Às grandes fogueiras natalícias que aquecem os transmontanos a partir da noite de consoada juntam-se outras tradições que se repetem de ano de ano, como o "Natal dos mortos", que faz uma evocação dos antepassados.
São várias as aldeias e vilas transmontanas que fazem as "murras" ou fogueiras de Natal. Esta é uma das principais tradições da quadra que se tem mantido na região.
Por exemplo, em Alijó, no distrito de Vila Real, o monte de lenha já foi colocado no centro da vila, entre o plátano centenário, o chafariz e a igreja matriz.
A presidente da junta de Alijó, Lina Carvalho, disse à agência Lusa que este foi um trabalho que juntou funcionários desta autarquia e da câmara municipal e que foram precisas máquinas para levantar os grandes madeiros.
"É uma tradição que fazemos questão de manter. Depois do jantar de consoada e antes da missa do golo, as pessoas juntam-se à volta da fogueira", contou.

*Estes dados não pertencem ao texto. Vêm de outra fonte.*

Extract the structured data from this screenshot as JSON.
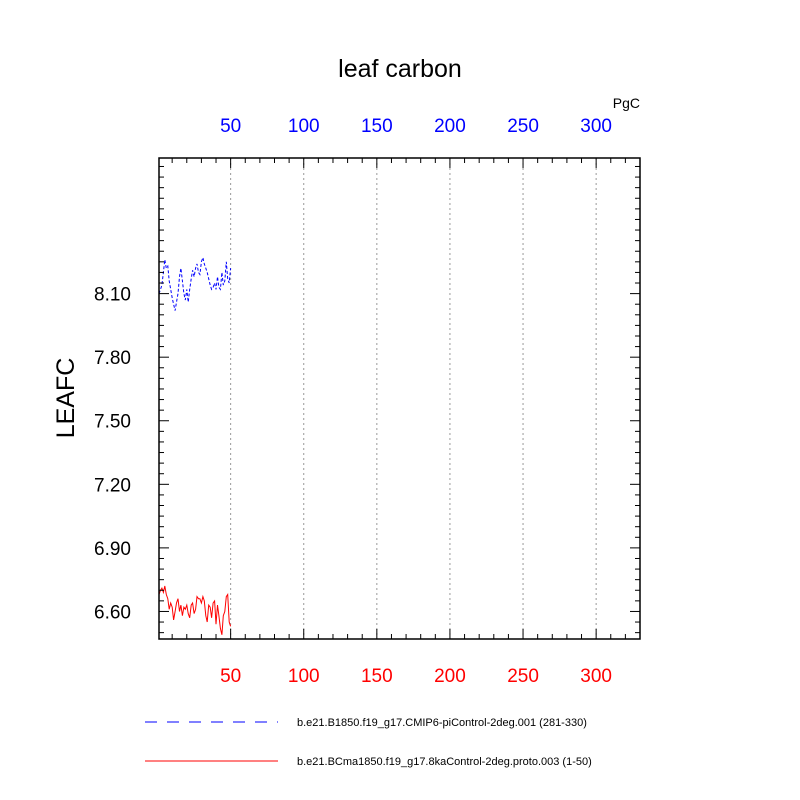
{
  "chart_data": {
    "type": "line",
    "title": "leaf carbon",
    "ylabel": "LEAFC",
    "units": "PgC",
    "xlim": [
      1,
      330
    ],
    "ylim": [
      6.47,
      8.74
    ],
    "yticks": [
      6.6,
      6.9,
      7.2,
      7.5,
      7.8,
      8.1
    ],
    "ytick_labels": [
      "6.60",
      "6.90",
      "7.20",
      "7.50",
      "7.80",
      "8.10"
    ],
    "xticks": [
      50,
      100,
      150,
      200,
      250,
      300
    ],
    "xtick_labels": [
      "50",
      "100",
      "150",
      "200",
      "250",
      "300"
    ],
    "top_axis_color": "#0000ff",
    "bottom_axis_color": "#ff0000",
    "grid": "vertical dotted",
    "series": [
      {
        "name": "b.e21.B1850.f19_g17.CMIP6-piControl-2deg.001 (281-330)",
        "color": "#0000ff",
        "dash": "dashed",
        "x": [
          1,
          2,
          3,
          4,
          5,
          6,
          7,
          8,
          9,
          10,
          11,
          12,
          13,
          14,
          15,
          16,
          17,
          18,
          19,
          20,
          21,
          22,
          23,
          24,
          25,
          26,
          27,
          28,
          29,
          30,
          31,
          32,
          33,
          34,
          35,
          36,
          37,
          38,
          39,
          40,
          41,
          42,
          43,
          44,
          45,
          46,
          47,
          48,
          49,
          50
        ],
        "y": [
          8.1,
          8.12,
          8.14,
          8.2,
          8.26,
          8.22,
          8.23,
          8.16,
          8.12,
          8.08,
          8.05,
          8.02,
          8.06,
          8.1,
          8.18,
          8.22,
          8.16,
          8.1,
          8.07,
          8.12,
          8.06,
          8.12,
          8.17,
          8.21,
          8.18,
          8.22,
          8.24,
          8.2,
          8.19,
          8.25,
          8.27,
          8.24,
          8.22,
          8.2,
          8.17,
          8.14,
          8.12,
          8.13,
          8.15,
          8.12,
          8.18,
          8.13,
          8.12,
          8.2,
          8.14,
          8.16,
          8.25,
          8.17,
          8.15,
          8.22
        ]
      },
      {
        "name": "b.e21.BCma1850.f19_g17.8kaControl-2deg.proto.003 (1-50)",
        "color": "#ff0000",
        "dash": "solid",
        "x": [
          1,
          2,
          3,
          4,
          5,
          6,
          7,
          8,
          9,
          10,
          11,
          12,
          13,
          14,
          15,
          16,
          17,
          18,
          19,
          20,
          21,
          22,
          23,
          24,
          25,
          26,
          27,
          28,
          29,
          30,
          31,
          32,
          33,
          34,
          35,
          36,
          37,
          38,
          39,
          40,
          41,
          42,
          43,
          44,
          45,
          46,
          47,
          48,
          49,
          50
        ],
        "y": [
          6.68,
          6.7,
          6.71,
          6.69,
          6.72,
          6.68,
          6.66,
          6.61,
          6.64,
          6.62,
          6.56,
          6.6,
          6.64,
          6.66,
          6.6,
          6.63,
          6.58,
          6.62,
          6.61,
          6.63,
          6.59,
          6.57,
          6.63,
          6.64,
          6.59,
          6.61,
          6.67,
          6.66,
          6.66,
          6.64,
          6.67,
          6.65,
          6.58,
          6.55,
          6.63,
          6.62,
          6.57,
          6.64,
          6.65,
          6.54,
          6.63,
          6.58,
          6.52,
          6.49,
          6.58,
          6.6,
          6.67,
          6.68,
          6.55,
          6.53
        ]
      }
    ]
  }
}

Alexandre Parafita, etnógrafo e investigador da Universidade de Trás-os-Montes e Alto Douro (UTAD), disse hoje à Lusa que "o culto dos mortos está ainda presente em muitas tradições natalícias transmontanas".
"Algumas, especialmente em comunidades rurais do norte do distrito de Vila Real, são suportadas pela crença de que, na noite de Natal, os mortos da família regressam às casas que habitaram em vida para participarem na reunião familiar", referiu.
Na noite de consoada, acrescentou, "sentam-se à mesa os familiares vivos, mas o espírito de todos os familiares mortos vem também compartilhar do repasto".
"Por isso a mesa não é levantada até à primeira refeição do dia seguinte, porque durante a noite os espíritos estão presentes e pretendem alimentar-se. Bem se sabe que a quantidade de alimentos se mantém a mesma, contudo eles alimentaram-se da essência desses alimentos, presente na espiritualidade que é assegurada pelo rigor da tradição", contou.
Daí que, na sua opinião, de geração em geração, a tradição mantenha sempre os mesmos rituais e o mesmo género de alimentos: as batatas, a couve tronchuda, o bacalhau, as filhoses, aletria e rabanadas.
No dia seguinte, os alimentos que sobram serão aproveitados para nova refeição, conhecida por "roupa velha".
Segundo Alexandre Parafita, em algumas aldeias do Barroso, antes de iniciarem o repasto, é hábito algumas famílias rezarem por cada um dos familiares falecidos, como que a convidar o seu espírito para a refeição.
"Há memória de famílias que punham uma cadeira vazia à mesa. Nessa cadeira vazia imagina-se o corpo da pessoa cujo espírito estaria ali representado. E as conversas entre todos decorrem como se ele ali estivesse a participar, apontando-se frequentemente para o lugar vazio", sublinhou.
Noutras comunidades transmontanas, de acordo com o investigador, "também o Diabo tem o seu lugar na tradição do Natal", sendo personificado numa figura sinistra designada por "velho chocalheiro", que sai às ruas no dia 26 de dezembro e também no dia 01 de janeiro.
O mais conhecido é o "chocalheiro de Bemposta". Representa a figura do demónio que, por castigo, após o Natal, anda pelas ruas com os seus chocalhos a balançar no traseiro, pedindo esmola para Nossa Senhora e o Menino Jesus.
Alexandre Parafita referiu que "esta tradição apoia-se numa lenda segundo a qual o demónio tentou seduzir Nossa Senhora quando estava 'de esperanças', a aguardar o nascimento do 'Menino', e, por castigo, foi condenado a pedir esmola para ela e para seu filho".
O produto das esmolas é depois leiloado a favor de Nossa Senhora das Neves, que representa a mãe ofendida.